By all accounts, the godly folk of Middle England were mocking National Service from one end of Lanchester to the other. The Tories are demob happy. This was on Thursday. Thursday.

Still, it is useful for this debate to be revisited from time to time. Ignore anyone who advocated a military intervention unless you could imagine that person as an 18-year-old in battle. The call for war always comes primarily from the liberal bourgeoisie. That is the class least likely to join the Armed Forces voluntarily, or to see combat even in periods of conscription. Operationally, that is of course just as well. But if there is not a strong enough case for conscription, then there is not a strong enough case for war. Unless a country needed to mobilise its entire healthy and able-bodied male population of fighting age, then it is not under sufficient threat to justify going to war at all.

In a supreme act of what would now be an unthinkable level of Tory realism, it was a Conservative Government that abolished National Service, thereby both admitting explicitly that the Empire had gone, and admitting implicitly that the Soviet Union was not a military threat to Britain. It was all very Enoch Powell, who was a Minister, albeit for Health, when the last conscripted servicemen left the Armed Forces in May 1963, 61 years ago this month. Due to the manner of its phasing out from 1957 onwards, no one under the age of 85 has ever done a day of National Service in his life. Those who did, will tell you about serving as Privates under public schoolboys of their own age who were on short commissions, and who had either come straight from organised drunken vandalism and violence, sometimes complete with uniforms and membership lists, or who were going straight on to them, or both.

This is class politics in the raw, as it would be whatever form National Service took, not least because the Government took it as self-evident that care work, or things like building flood defences, could be done by anyone and did not even need to be paid beyond bed and board. As Chancellor of the Exchequer, Rishi Sunak cut by two thirds the funding of the National Citizen Service, which he had wanted to abolish altogether. He now wants this instead. Well, of course he does.

Meanwhile, Nigel Farage must be thinking of the mercifully tiny rabble of the tanked up and the tooled up who screech racial abuse and extreme profanity while making an American obscene hand gesture at the vast, and entirely peaceful, marches for Gaza. That rabble has a propensity for assaulting the Police, and would indeed be difficult to integrate into, well, anything at all, really. Sadly, its political party is treated as a serious player because that party's leading figures are considered funny uncles of the media. That will not change when, yet again, it had won no seats. Farage himself is no longer even trying to be elected.
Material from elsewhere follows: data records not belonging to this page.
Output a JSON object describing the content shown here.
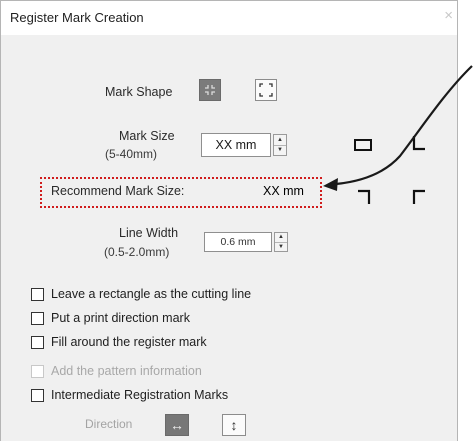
{
  "dialog": {
    "title": "Register Mark Creation",
    "close_symbol": "×"
  },
  "mark_shape": {
    "label": "Mark Shape",
    "options": [
      "inward-corners-icon",
      "outward-corners-icon"
    ],
    "selected": 0
  },
  "mark_size": {
    "label": "Mark Size",
    "range": "(5-40mm)",
    "value": "XX mm"
  },
  "recommend": {
    "label": "Recommend Mark Size:",
    "value": "XX mm"
  },
  "line_width": {
    "label": "Line Width",
    "range": "(0.5-2.0mm)",
    "value": "0.6 mm"
  },
  "options": [
    {
      "label": "Leave a rectangle as the cutting line",
      "checked": false,
      "enabled": true
    },
    {
      "label": "Put a print direction mark",
      "checked": false,
      "enabled": true
    },
    {
      "label": "Fill around the register mark",
      "checked": false,
      "enabled": true
    },
    {
      "label": "Add the pattern information",
      "checked": false,
      "enabled": false
    },
    {
      "label": "Intermediate Registration Marks",
      "checked": false,
      "enabled": true
    }
  ],
  "direction": {
    "label": "Direction",
    "options": [
      "horizontal-arrows-icon",
      "vertical-arrows-icon"
    ],
    "selected": 0
  },
  "colors": {
    "highlight": "#d01c1c",
    "selected_button": "#7b7b7b"
  }
}
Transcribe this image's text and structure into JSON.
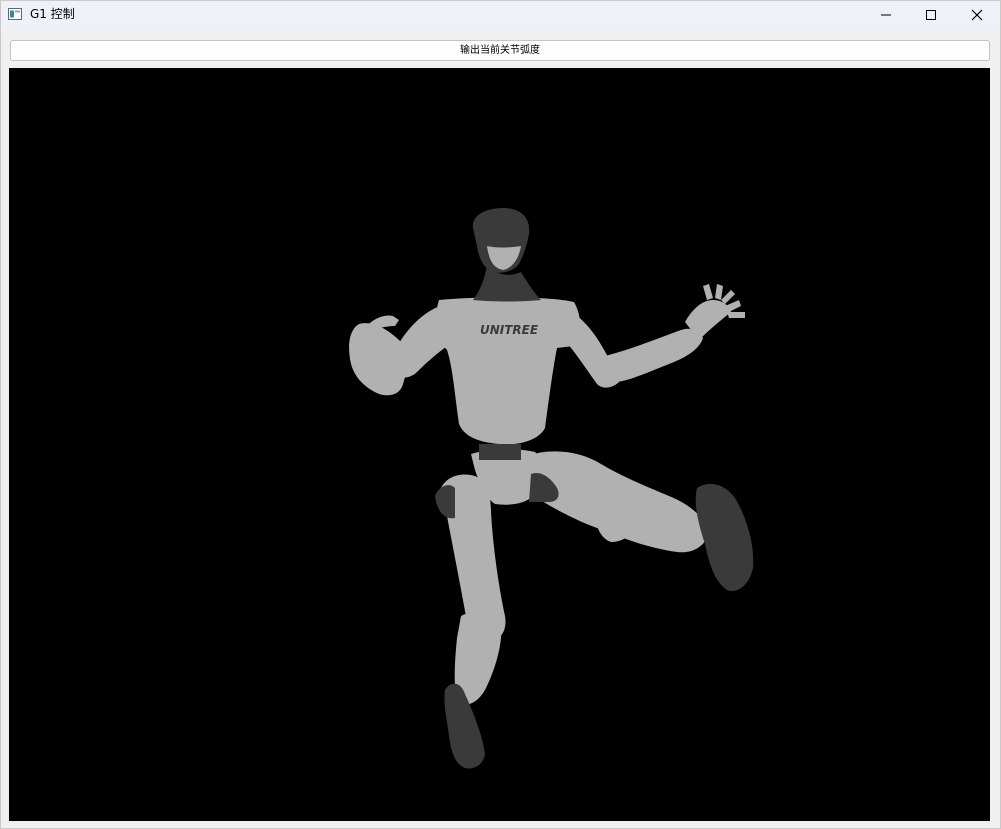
{
  "window": {
    "title": "G1 控制",
    "icon": "app-window-icon",
    "controls": [
      "minimize-icon",
      "maximize-icon",
      "close-icon"
    ]
  },
  "toolbar": {
    "output_button_label": "输出当前关节弧度"
  },
  "viewport": {
    "background": "#000000",
    "robot_body_color": "#b1b1b1",
    "robot_dark_color": "#3a3a3a",
    "robot_logo": "UNITREE"
  }
}
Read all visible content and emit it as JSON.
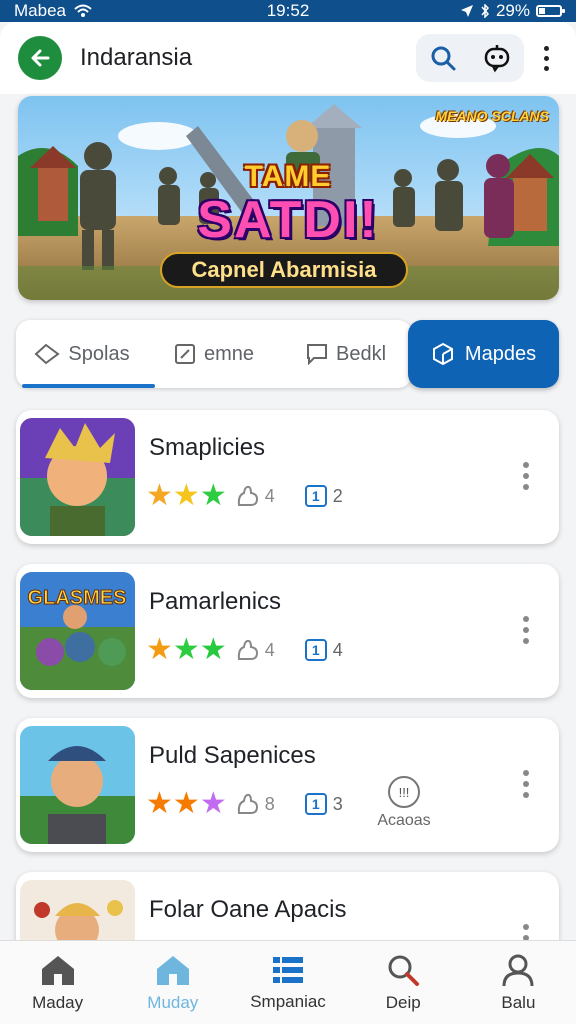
{
  "status": {
    "carrier": "Mabea",
    "time": "19:52",
    "battery": "29%",
    "battery_level": 0.29
  },
  "header": {
    "title": "Indaransia"
  },
  "banner": {
    "corner_text": "MEANO SCLANS",
    "title_line1": "TAME",
    "title_line2": "SATDI!",
    "caption": "Capnel Abarmisia"
  },
  "tabs": [
    {
      "label": "Spolas",
      "icon": "tag-icon"
    },
    {
      "label": "emne",
      "icon": "edit-box-icon"
    },
    {
      "label": "Bedkl",
      "icon": "chat-bubble-icon"
    }
  ],
  "active_tab": {
    "label": "Mapdes",
    "icon": "cube-icon"
  },
  "list": [
    {
      "name": "Smaplicies",
      "stars": [
        "#f5a623",
        "#f5c51d",
        "#2ecc40"
      ],
      "count1": "4",
      "count2": "2"
    },
    {
      "name": "Pamarlenics",
      "stars": [
        "#f39c12",
        "#2ecc40",
        "#27c93f"
      ],
      "count1": "4",
      "count2": "4",
      "thumb_text": "GLASMES"
    },
    {
      "name": "Puld Sapenices",
      "stars": [
        "#f57c00",
        "#f57c00",
        "#c26bf0"
      ],
      "count1": "8",
      "count2": "3",
      "extra_label": "Acaoas",
      "extra_icon_text": "!!!"
    },
    {
      "name": "Folar Oane Apacis"
    }
  ],
  "bottom_nav": [
    {
      "label": "Maday",
      "icon": "home-icon"
    },
    {
      "label": "Muday",
      "icon": "home-icon",
      "active": true
    },
    {
      "label": "Smpaniac",
      "icon": "list-icon"
    },
    {
      "label": "Deip",
      "icon": "search-icon"
    },
    {
      "label": "Balu",
      "icon": "person-icon"
    }
  ],
  "colors": {
    "accent": "#0f63b5",
    "back_button": "#1e8e3e",
    "status_bar": "#0f4f8c"
  }
}
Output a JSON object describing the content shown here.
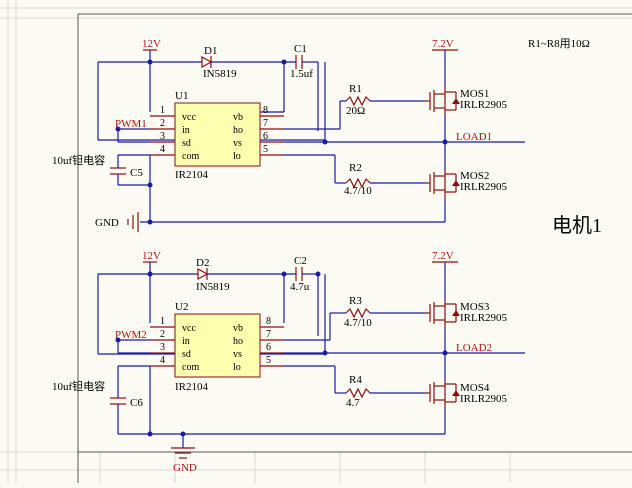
{
  "note": "R1~R8用10Ω",
  "title": "电机1",
  "top": {
    "vcc": "12V",
    "vcc_mos": "7.2V",
    "diode": {
      "ref": "D1",
      "part": "IN5819"
    },
    "cap": {
      "ref": "C1",
      "value": "1.5uf"
    },
    "ic": {
      "ref": "U1",
      "part": "IR2104"
    },
    "pwm": "PWM1",
    "c5": {
      "ref": "C5",
      "desc": "10uf钽电容"
    },
    "gnd": "GND",
    "r1": {
      "ref": "R1",
      "value": "20Ω"
    },
    "r2": {
      "ref": "R2",
      "value": "4.7/10"
    },
    "mos1": {
      "ref": "MOS1",
      "part": "IRLR2905"
    },
    "mos2": {
      "ref": "MOS2",
      "part": "IRLR2905"
    },
    "load": "LOAD1"
  },
  "bottom": {
    "vcc": "12V",
    "vcc_mos": "7.2V",
    "diode": {
      "ref": "D2",
      "part": "IN5819"
    },
    "cap": {
      "ref": "C2",
      "value": "4.7u"
    },
    "ic": {
      "ref": "U2",
      "part": "IR2104"
    },
    "pwm": "PWM2",
    "c6": {
      "ref": "C6",
      "desc": "10uf钽电容"
    },
    "gnd": "GND",
    "r3": {
      "ref": "R3",
      "value": "4.7/10"
    },
    "r4": {
      "ref": "R4",
      "value": "4.7"
    },
    "mos3": {
      "ref": "MOS3",
      "part": "IRLR2905"
    },
    "mos4": {
      "ref": "MOS4",
      "part": "IRLR2905"
    },
    "load": "LOAD2"
  },
  "ic_pins": {
    "left": [
      "vcc",
      "in",
      "sd",
      "com"
    ],
    "right": [
      "vb",
      "ho",
      "vs",
      "lo"
    ],
    "left_nums": [
      "1",
      "2",
      "3",
      "4"
    ],
    "right_nums": [
      "8",
      "7",
      "6",
      "5"
    ]
  }
}
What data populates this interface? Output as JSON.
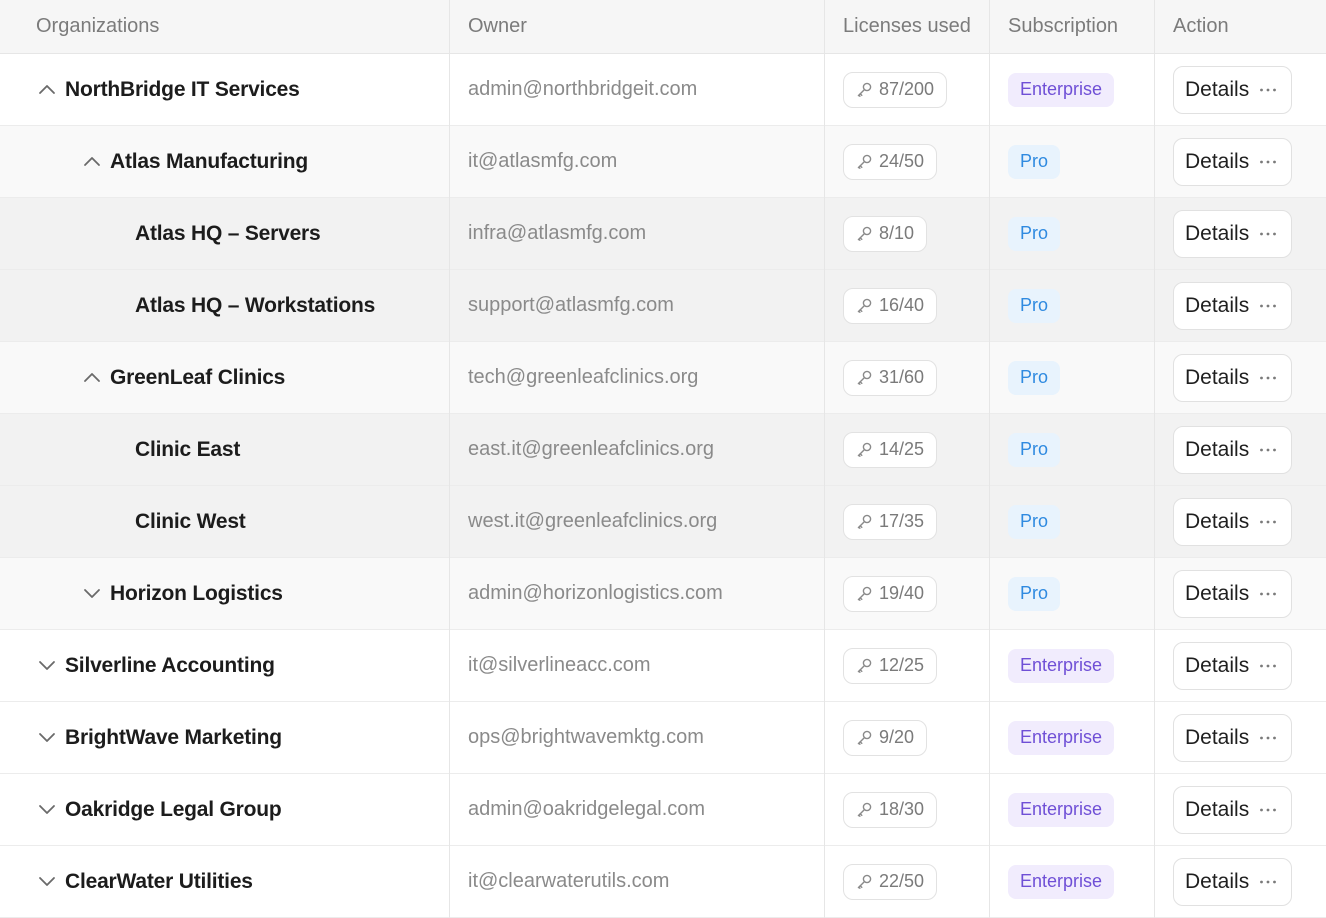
{
  "headers": {
    "organizations": "Organizations",
    "owner": "Owner",
    "licenses": "Licenses used",
    "subscription": "Subscription",
    "action": "Action"
  },
  "rows": [
    {
      "name": "NorthBridge IT Services",
      "owner": "admin@northbridgeit.com",
      "licenses": "87/200",
      "subscription": "Enterprise",
      "tier": "enterprise",
      "level": 0,
      "chevron": "chevron-up-icon",
      "action": "Details"
    },
    {
      "name": "Atlas Manufacturing",
      "owner": "it@atlasmfg.com",
      "licenses": "24/50",
      "subscription": "Pro",
      "tier": "pro",
      "level": 1,
      "chevron": "chevron-up-icon",
      "action": "Details"
    },
    {
      "name": "Atlas HQ – Servers",
      "owner": "infra@atlasmfg.com",
      "licenses": "8/10",
      "subscription": "Pro",
      "tier": "pro",
      "level": 2,
      "chevron": "",
      "action": "Details"
    },
    {
      "name": "Atlas HQ – Workstations",
      "owner": "support@atlasmfg.com",
      "licenses": "16/40",
      "subscription": "Pro",
      "tier": "pro",
      "level": 2,
      "chevron": "",
      "action": "Details"
    },
    {
      "name": "GreenLeaf Clinics",
      "owner": "tech@greenleafclinics.org",
      "licenses": "31/60",
      "subscription": "Pro",
      "tier": "pro",
      "level": 1,
      "chevron": "chevron-up-icon",
      "action": "Details"
    },
    {
      "name": "Clinic East",
      "owner": "east.it@greenleafclinics.org",
      "licenses": "14/25",
      "subscription": "Pro",
      "tier": "pro",
      "level": 2,
      "chevron": "",
      "action": "Details"
    },
    {
      "name": "Clinic West",
      "owner": "west.it@greenleafclinics.org",
      "licenses": "17/35",
      "subscription": "Pro",
      "tier": "pro",
      "level": 2,
      "chevron": "",
      "action": "Details"
    },
    {
      "name": "Horizon Logistics",
      "owner": "admin@horizonlogistics.com",
      "licenses": "19/40",
      "subscription": "Pro",
      "tier": "pro",
      "level": 1,
      "chevron": "chevron-down-icon",
      "action": "Details"
    },
    {
      "name": "Silverline Accounting",
      "owner": "it@silverlineacc.com",
      "licenses": "12/25",
      "subscription": "Enterprise",
      "tier": "enterprise",
      "level": 0,
      "chevron": "chevron-down-icon",
      "action": "Details"
    },
    {
      "name": "BrightWave Marketing",
      "owner": "ops@brightwavemktg.com",
      "licenses": "9/20",
      "subscription": "Enterprise",
      "tier": "enterprise",
      "level": 0,
      "chevron": "chevron-down-icon",
      "action": "Details"
    },
    {
      "name": "Oakridge Legal Group",
      "owner": "admin@oakridgelegal.com",
      "licenses": "18/30",
      "subscription": "Enterprise",
      "tier": "enterprise",
      "level": 0,
      "chevron": "chevron-down-icon",
      "action": "Details"
    },
    {
      "name": "ClearWater Utilities",
      "owner": "it@clearwaterutils.com",
      "licenses": "22/50",
      "subscription": "Enterprise",
      "tier": "enterprise",
      "level": 0,
      "chevron": "chevron-down-icon",
      "action": "Details"
    }
  ],
  "icons": {
    "license": "key-icon",
    "action_more": "more-horizontal-icon"
  },
  "colors": {
    "enterprise_text": "#6f4fd6",
    "enterprise_bg": "#f1ecfd",
    "pro_text": "#2f8ae0",
    "pro_bg": "#e8f3fd"
  }
}
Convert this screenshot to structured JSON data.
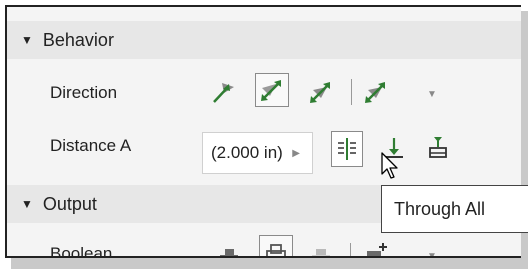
{
  "sections": {
    "behavior": {
      "title": "Behavior"
    },
    "output": {
      "title": "Output"
    }
  },
  "rows": {
    "direction": {
      "label": "Direction"
    },
    "distance": {
      "label": "Distance A",
      "value": "(2.000 in)"
    },
    "boolean": {
      "label": "Boolean"
    }
  },
  "tooltip": {
    "text": "Through All"
  },
  "icons": {
    "direction": [
      "direction-default-icon",
      "direction-flipped-icon",
      "direction-symmetric-icon",
      "direction-asymmetric-icon"
    ],
    "distance": [
      "through-all-icon",
      "to-icon",
      "between-icon"
    ],
    "boolean": [
      "join-icon",
      "cut-icon",
      "intersect-icon",
      "new-solid-icon"
    ]
  },
  "colors": {
    "accent": "#2f7d32",
    "icon_gray": "#7a7a7a",
    "header_bg": "#e7e7e7"
  }
}
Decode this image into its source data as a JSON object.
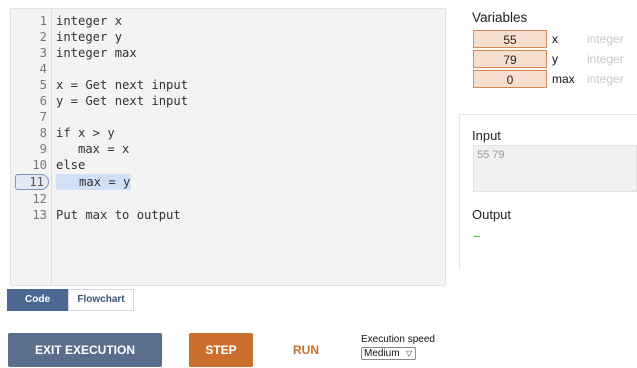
{
  "editor": {
    "lines": [
      {
        "n": "1",
        "text": "integer x"
      },
      {
        "n": "2",
        "text": "integer y"
      },
      {
        "n": "3",
        "text": "integer max"
      },
      {
        "n": "4",
        "text": ""
      },
      {
        "n": "5",
        "text": "x = Get next input"
      },
      {
        "n": "6",
        "text": "y = Get next input"
      },
      {
        "n": "7",
        "text": ""
      },
      {
        "n": "8",
        "text": "if x > y"
      },
      {
        "n": "9",
        "text": "   max = x"
      },
      {
        "n": "10",
        "text": "else"
      },
      {
        "n": "11",
        "text": "   max = y"
      },
      {
        "n": "12",
        "text": ""
      },
      {
        "n": "13",
        "text": "Put max to output"
      }
    ],
    "current_line": "11"
  },
  "tabs": {
    "code": "Code",
    "flowchart": "Flowchart",
    "active": "Code"
  },
  "variables": {
    "title": "Variables",
    "rows": [
      {
        "value": "55",
        "name": "x",
        "type": "integer"
      },
      {
        "value": "79",
        "name": "y",
        "type": "integer"
      },
      {
        "value": "0",
        "name": "max",
        "type": "integer"
      }
    ]
  },
  "io": {
    "input_label": "Input",
    "input_value": "55 79",
    "output_label": "Output",
    "output_value": ""
  },
  "controls": {
    "exit": "EXIT EXECUTION",
    "step": "STEP",
    "run": "RUN",
    "speed_label": "Execution speed",
    "speed_value": "Medium",
    "chevron": "▽"
  },
  "colors": {
    "exit_button": "#5a6d8c",
    "step_button": "#cc6e2e",
    "run_text": "#cc6e2e",
    "var_fill": "#f7dfcf",
    "var_border": "#d88a55",
    "active_tab": "#4a6891",
    "current_line_highlight": "#cfe0f7"
  }
}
Yet he is all over the airwaves.

But when I tell you that there is going to be a hung Parliament, then you can take that to the bank. I spent the 2005 Parliament saying that it was psephologically impossible for the Heir to Blair's Conservative Party to win an overall majority. I predicted a hung Parliament on the day that the 2017 General Election was called, and I stuck to that, entirely alone, all the way up to the publication of the exit poll eight long weeks later. And on the day that Sunak became Prime Minister, I predicted that a General Election between him and Keir Starmer would result in a hung Parliament.

At this General Election, I have been a declared Independent candidate for the constituency containing Lanchester since before the last one. The boundary changes have moved Lanchester into North Durham, which I will contest unless the Workers Party of Britain did so. I am of course supporting the Independents whom it is also supporting because they were already established on the ground, although the ones who were in that position four and a half years ago are mostly or entirely sitting MPs, and hardly any more than those have stood for Parliament before, as I did in 2019.

To strengthen families and communities by securing economic equality and international peace through the democratic political control of the means to those ends, including national and parliamentary sovereignty, we need to hold the balance of power. Owing nothing to either main party, we must be open to the better offer. There does, however, need to be a better offer. Not a lesser evil, which in any case the Labour Party is not. We have made a start. But I do need an answer from the Workers Party. Will it be contesting North Durham? If so, then I will stand aside. But I need to know by nine o'clock.